Association for the Study of Australian Literature Ltd
- Founded: 1977
- Type: Literary and educational; Australian public company, limited by guarantee (from date 17 May 1984)
- VAT ID no.: ABN 37 002 755 599
- Registration no.: ACN 002 755 599
- Location: Burwood, Victoria;
- Region served: Australia
- Website: www.asal.org.au

= Association for the Study of Australian Literature =

Australian organization

The Association for the Study of Australian Literature (ASAL) is an Australian organisation which promotes the creation and study of Australian literature and literary culture especially through the interaction of Australian writers with teachers and students. It administers several awards, holds a yearly conference, publishes a newsletter and journal, and has sponsored several publications.

== Awards ==
The Australian Literature Society, which had been formed in Melbourne in 1899, merged into ASAL which, since 1982, has administered the ALS Gold Medal. In addition, ASAL administers the following awards:

- Mary Gilmore Award
- A.D. Hope Prize, awarded annually for the best paper delivered by a postgraduate student to the ASAL annual conference
- Walter McRae Russell Award, for the best book of literary scholarship on an Australian subject published in the preceding two calendar years; before 1994, it was awarded to a young or unestablished author for an outstanding work of literary scholarship
- the Magarey Medal for biography, a biennial prize for the best published biographical writing by a female author on an Australian subject in the preceding two years
- the A.A. Phillips Award, an occasional award for a work or the work of an author which the ASAL executive considers an outstanding contribution to Australian literature or literary studies

== History ==
In May 1978, writer and academic Mary Lord organized the inaugural ASAL conference at Monash University. At this conference, the Association adopted its constitution and appointed A.D. Hope and Judith Wright as patrons.

== Life members ==
ASAL has conferred life membership upon Clem Christesen, Mary Lord, Judith Wright, Thea Astley, Peter Cowan, Rosemary Dobson, Gwen Harwood, Eric Irvin, Ken Stewart, Julian Croft, and Ian McLaren.

== Publications ==
From October 1978 until October 2000, ASAL published 43 issues of a bulletin, Notes and Furphies. The bulletin was merged with ASAL's publication of conference proceedings to form the Journal of the Association for the Study of Australian Literature.

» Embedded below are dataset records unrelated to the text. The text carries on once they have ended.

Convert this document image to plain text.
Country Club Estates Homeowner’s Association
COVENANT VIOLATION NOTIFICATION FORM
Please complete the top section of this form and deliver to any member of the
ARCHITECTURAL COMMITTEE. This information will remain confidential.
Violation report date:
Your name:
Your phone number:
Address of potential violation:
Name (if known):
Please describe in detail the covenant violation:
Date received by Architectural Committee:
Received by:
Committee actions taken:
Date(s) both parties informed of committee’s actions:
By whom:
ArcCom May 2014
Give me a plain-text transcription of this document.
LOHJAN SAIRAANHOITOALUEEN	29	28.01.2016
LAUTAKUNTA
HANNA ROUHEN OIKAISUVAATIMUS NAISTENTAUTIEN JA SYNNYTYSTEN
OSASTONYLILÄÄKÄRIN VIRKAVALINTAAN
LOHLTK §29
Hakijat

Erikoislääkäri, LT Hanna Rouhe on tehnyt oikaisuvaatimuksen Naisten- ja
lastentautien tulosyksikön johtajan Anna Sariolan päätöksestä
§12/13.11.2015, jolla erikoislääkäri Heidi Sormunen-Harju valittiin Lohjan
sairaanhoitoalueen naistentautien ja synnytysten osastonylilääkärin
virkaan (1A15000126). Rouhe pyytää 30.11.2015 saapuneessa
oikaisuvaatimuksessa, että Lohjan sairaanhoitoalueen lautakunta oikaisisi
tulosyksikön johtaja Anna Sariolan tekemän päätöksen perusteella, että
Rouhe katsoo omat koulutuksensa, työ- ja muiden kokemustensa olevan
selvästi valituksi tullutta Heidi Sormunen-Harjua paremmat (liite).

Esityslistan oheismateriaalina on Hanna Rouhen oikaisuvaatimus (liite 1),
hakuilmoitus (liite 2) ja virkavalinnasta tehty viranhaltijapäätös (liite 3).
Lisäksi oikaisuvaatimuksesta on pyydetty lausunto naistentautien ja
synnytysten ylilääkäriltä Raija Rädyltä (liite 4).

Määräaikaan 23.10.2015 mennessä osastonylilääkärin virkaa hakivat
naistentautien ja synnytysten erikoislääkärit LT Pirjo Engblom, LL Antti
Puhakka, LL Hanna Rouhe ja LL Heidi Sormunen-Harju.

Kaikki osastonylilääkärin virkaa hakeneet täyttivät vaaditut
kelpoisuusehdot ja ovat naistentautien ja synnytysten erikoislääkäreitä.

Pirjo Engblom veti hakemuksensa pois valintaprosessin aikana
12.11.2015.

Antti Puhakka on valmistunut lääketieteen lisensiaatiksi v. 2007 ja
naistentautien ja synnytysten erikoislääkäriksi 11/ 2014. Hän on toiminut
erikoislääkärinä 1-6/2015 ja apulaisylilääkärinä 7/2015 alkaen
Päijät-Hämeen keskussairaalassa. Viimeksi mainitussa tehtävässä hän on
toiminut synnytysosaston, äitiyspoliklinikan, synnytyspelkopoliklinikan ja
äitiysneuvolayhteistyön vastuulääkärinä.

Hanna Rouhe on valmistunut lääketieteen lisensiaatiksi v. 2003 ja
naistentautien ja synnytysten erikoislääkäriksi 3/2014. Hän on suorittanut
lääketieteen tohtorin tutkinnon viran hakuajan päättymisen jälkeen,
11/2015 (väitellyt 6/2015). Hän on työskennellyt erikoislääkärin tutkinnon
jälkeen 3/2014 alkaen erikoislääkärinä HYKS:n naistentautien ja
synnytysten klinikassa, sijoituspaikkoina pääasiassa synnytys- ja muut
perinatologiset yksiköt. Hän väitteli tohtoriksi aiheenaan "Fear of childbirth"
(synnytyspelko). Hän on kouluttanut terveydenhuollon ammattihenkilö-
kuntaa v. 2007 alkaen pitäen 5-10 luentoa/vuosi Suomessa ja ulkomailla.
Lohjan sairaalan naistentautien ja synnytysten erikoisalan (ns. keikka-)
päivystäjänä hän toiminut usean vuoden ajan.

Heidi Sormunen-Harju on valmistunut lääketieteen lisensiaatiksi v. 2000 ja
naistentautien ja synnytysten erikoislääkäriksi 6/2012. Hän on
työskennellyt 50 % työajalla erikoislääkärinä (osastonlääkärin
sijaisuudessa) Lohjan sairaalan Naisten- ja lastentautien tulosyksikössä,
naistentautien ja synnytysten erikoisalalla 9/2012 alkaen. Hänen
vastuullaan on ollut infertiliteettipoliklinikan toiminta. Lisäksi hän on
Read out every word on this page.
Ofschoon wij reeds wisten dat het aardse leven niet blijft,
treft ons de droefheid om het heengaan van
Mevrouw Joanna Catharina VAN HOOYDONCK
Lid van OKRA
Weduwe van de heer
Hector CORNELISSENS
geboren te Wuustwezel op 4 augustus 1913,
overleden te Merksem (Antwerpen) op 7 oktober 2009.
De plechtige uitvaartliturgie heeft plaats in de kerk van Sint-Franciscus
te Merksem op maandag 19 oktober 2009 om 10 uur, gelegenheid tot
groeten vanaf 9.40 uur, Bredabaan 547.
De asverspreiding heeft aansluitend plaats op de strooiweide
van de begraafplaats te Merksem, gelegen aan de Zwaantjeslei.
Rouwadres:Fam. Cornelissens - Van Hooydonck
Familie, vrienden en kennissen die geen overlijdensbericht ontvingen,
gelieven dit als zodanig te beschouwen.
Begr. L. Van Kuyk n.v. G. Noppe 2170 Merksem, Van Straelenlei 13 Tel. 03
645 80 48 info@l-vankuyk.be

ASAL initiated the ASAL Literary Studies Series of specialist monographs on Australian writing. The following volumes have appeared:
- Paul Genoni, Subverting the Empire: Explorers and Exploration in Australian Fiction (2004) ISBN 1863355537
- Anne Pender, Christina Stead: Satirist (2002) ISBN 1863350837
- Susan Lever, Real Relations: The Feminist Politics of Form in Australian Fiction (2000) ISBN 1875684417
- Alison Bartlett, Jamming the Machinery: Contemporary Australian Women’s Writing (1998) ISBN 0958712123
- Leigh Dale, The English Men: Professing Literature in Australian Universities (1997) ISBN 0646311611
- David Carter, A Career in Writing: Judah Waten and the Cultural Cringe (1997) ISBN 0958712107

Other publications ASAL has sponsored are:
- The Oxford Literary Guide to Australia (1987, revised 1993)
- the Penguin New Literary History of Australia (1988) and
- the Macquarie Dictionary of Australian Quotations (1990).